CHANDLER, Ariz. — Jason Conti figures he's in a very select group.
“Chefs with a World Series ring and a college degree,” Conti said. “I'd start a Facebook group for us, but I think I'd be the only one.”
Conti, 44, still has the dry wit and humor that made him popular with his baseball teammates at Seneca Valley High School, where he graduated in 1993, as well as those who played with him at the University of Pittsburgh and then in the major leagues for five seasons.
These days, Conti works as a chef in a restaurant near the home he and his wife, Cari, bought in 2000.
“I never felt like I needed a big house to show how important I was,” Conti said. “Life is good and we're happy.
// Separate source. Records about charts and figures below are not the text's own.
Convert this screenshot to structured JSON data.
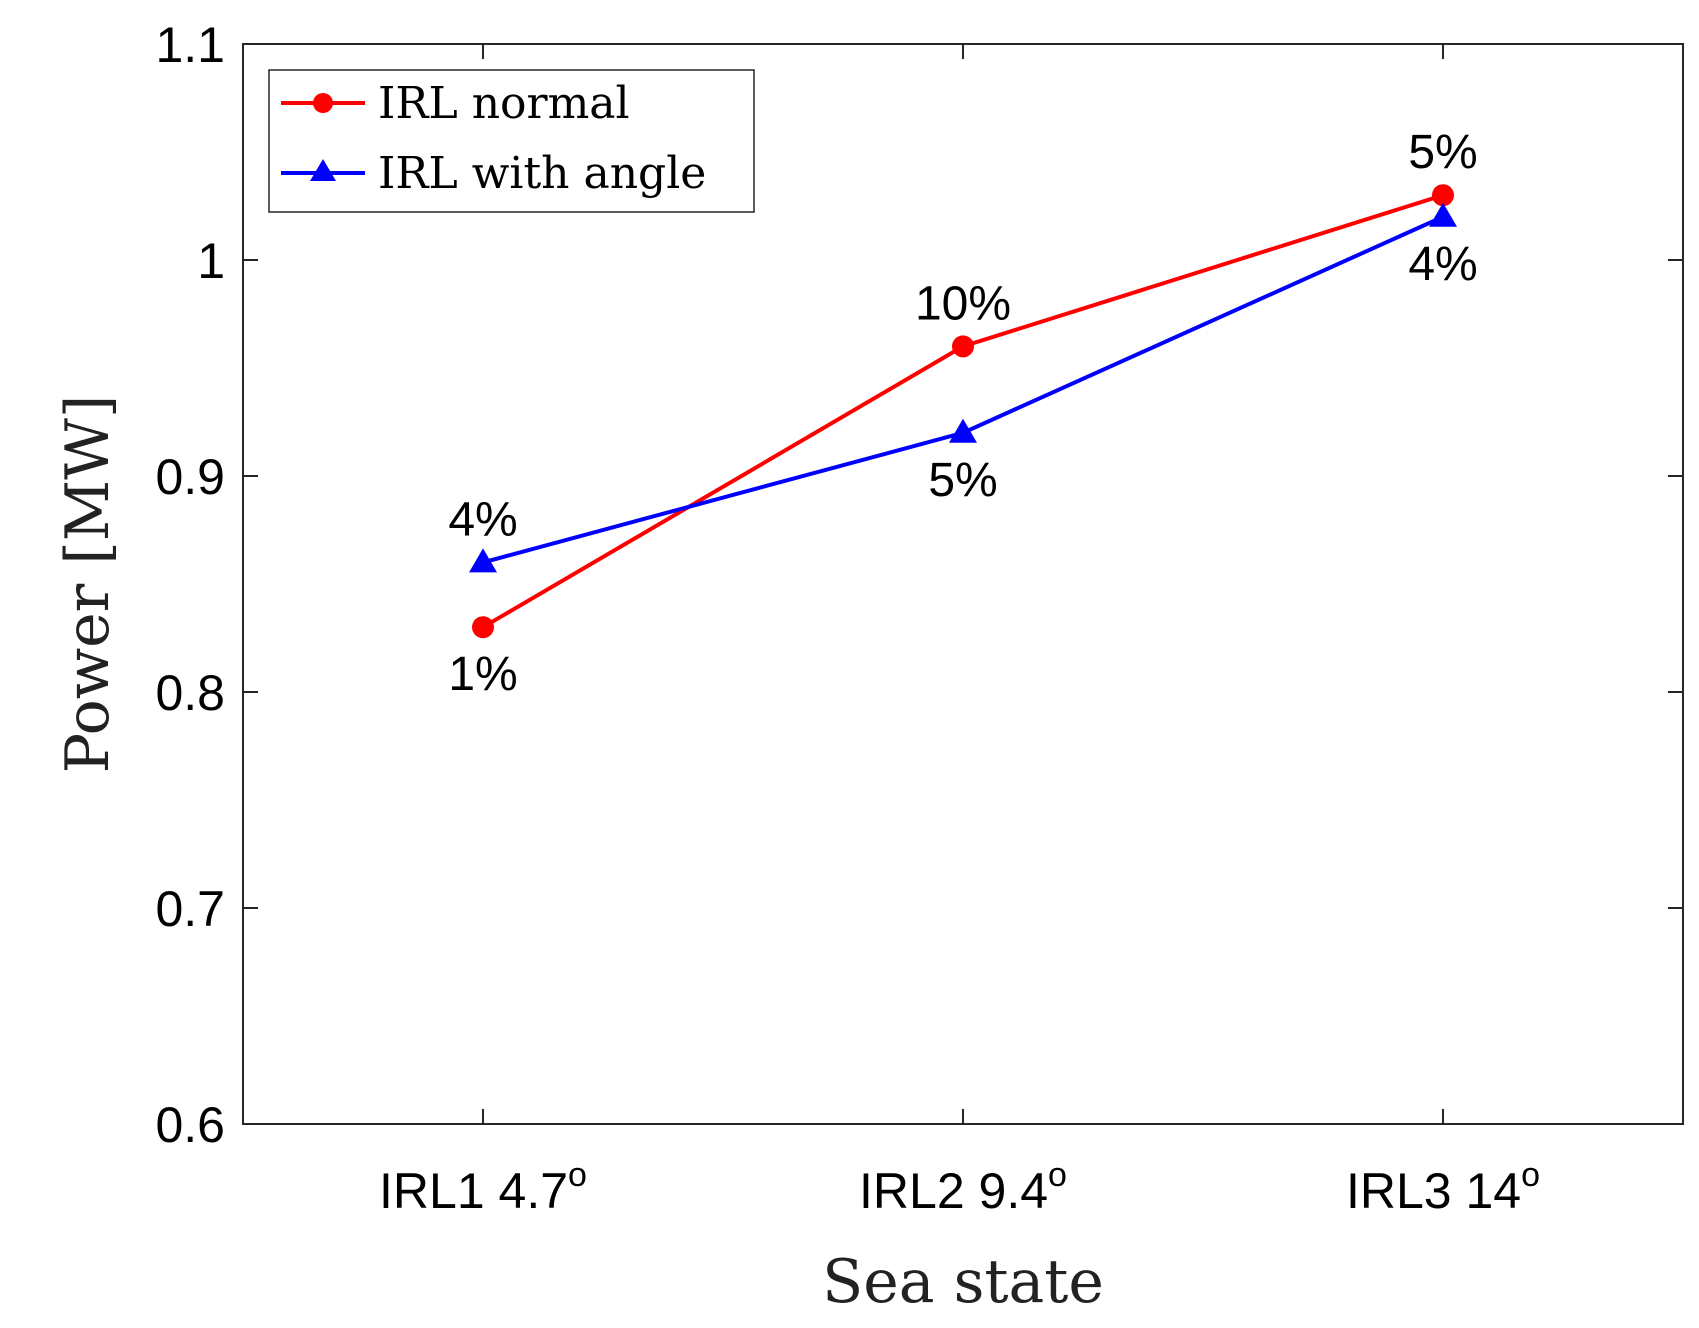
{
  "chart_data": {
    "type": "line",
    "title": "",
    "xlabel": "Sea state",
    "ylabel": "Power [MW]",
    "ylim": [
      0.6,
      1.1
    ],
    "yticks": [
      "0.6",
      "0.7",
      "0.8",
      "0.9",
      "1",
      "1.1"
    ],
    "categories": [
      {
        "base": "IRL1 4.7",
        "sup": "o"
      },
      {
        "base": "IRL2 9.4",
        "sup": "o"
      },
      {
        "base": "IRL3 14",
        "sup": "o"
      }
    ],
    "grid": false,
    "legend_position": "top-left",
    "series": [
      {
        "name": "IRL normal",
        "color": "#ff0000",
        "marker": "circle",
        "values": [
          0.83,
          0.96,
          1.03
        ],
        "labels": [
          "1%",
          "10%",
          "5%"
        ],
        "label_side": [
          "below",
          "above",
          "above"
        ]
      },
      {
        "name": "IRL with angle",
        "color": "#0000ff",
        "marker": "triangle",
        "values": [
          0.86,
          0.92,
          1.02
        ],
        "labels": [
          "4%",
          "5%",
          "4%"
        ],
        "label_side": [
          "above",
          "below",
          "below"
        ]
      }
    ]
  }
}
We're living like normal people.”
As a senior at Seneca Valley, Conti put himself on the radar of baseball and college scouts by batting .477 with two home runs, 20 RBI and 10 stolen bases.
He was drafted out of high school by the San Diego Padres, but opted to go to Pitt, where he shined for three seasons for the Panthers.
“I was a 160-pound freshman,” Conti said. “I never expected to be a professional baseball player.”
But the Cranberry Township native was drafted by the Arizona Diamondbacks in the 32nd round in 1996.
Conti's march to a major league roster was a steady one.
He made a meteoric rise through the Diamondbacks' system, earning the organization's minor league player of the year and getting his first call to the majors with Arizona in 2000.
During his rookie year he made a splash by throwing out Atlanta's Brian Jordan at third base from right field on consecutive nights.
He repeated the feat two years later as a member of the Tampa Bay Devil Rays by nabbing Chicago White Sox slugger Frank Thomas at the plate in back-to-back games.
“A lot of people don't remember that I did that again,” Conti said. “The only reason anyone cared the first time was because I did it at the same base to the same player in back-to-back games. When I did it in Tampa, I don't think anyone cared.”
Conti spent parts of five seasons in the majors with four clubs.
His best year came in 2002 with the Devil Rays when he played in 78 games, batting .257 with three homers, 21 RBI and 15 doubles in 222 at-bats.
He eventually lost his starting job that season to rookie Carl Crawford.
“That was probably a good decision, playing Carl over me,” Conti quipped.
After the 2002 season he was traded to the Milwaukee Brewers for Javier Valentin and was released after the season.
He hooked on with the Texas Rangers in 2004.
In 2006 he signed a minor league deal with the Pittsburgh Pirates and then was sent to the New York Yankees as a player to be named later. The Yankees released him in June and he signed with the St. Louis Cardinals — the club he grew up rooting for — but was released by St. Louis just two months later.
In 2007, he played professionally in Italy before calling it a career.
Conti remembers his first major league at-bat, a pinch-hit single to right-center against Houston in June 29, 2000.
He remembers his second hit, a liner up the middle against Cincinnati.
One game leaps to his mind more than most.
It was his best game as a pro in 2003 with Milwaukee and it happened to come in St. Louis.
Conti went 2-for-4 with a three-run homer and five RBI, including the game-winning hit in a 7-6 win that all but knocked the Cardinals out of contention in the NL Central.
“I just remember standing at second and thinking, 'I just got five RBI in a game and I can't believe it,'” Conti said. “I called my dad after the game and said, 'How'd you like that?' He was a diehard Cardinals fan and he said, 'That was great.'”
Conti tried to stay in baseball after his playing days were over, but found that difficult.
He finished up his communications degree at Arizona State University, in 2010, but his love of cooking made him seek out a job as a chef.
“I thought about going to culinary school, but I wanted to get my college degree,” Conti said.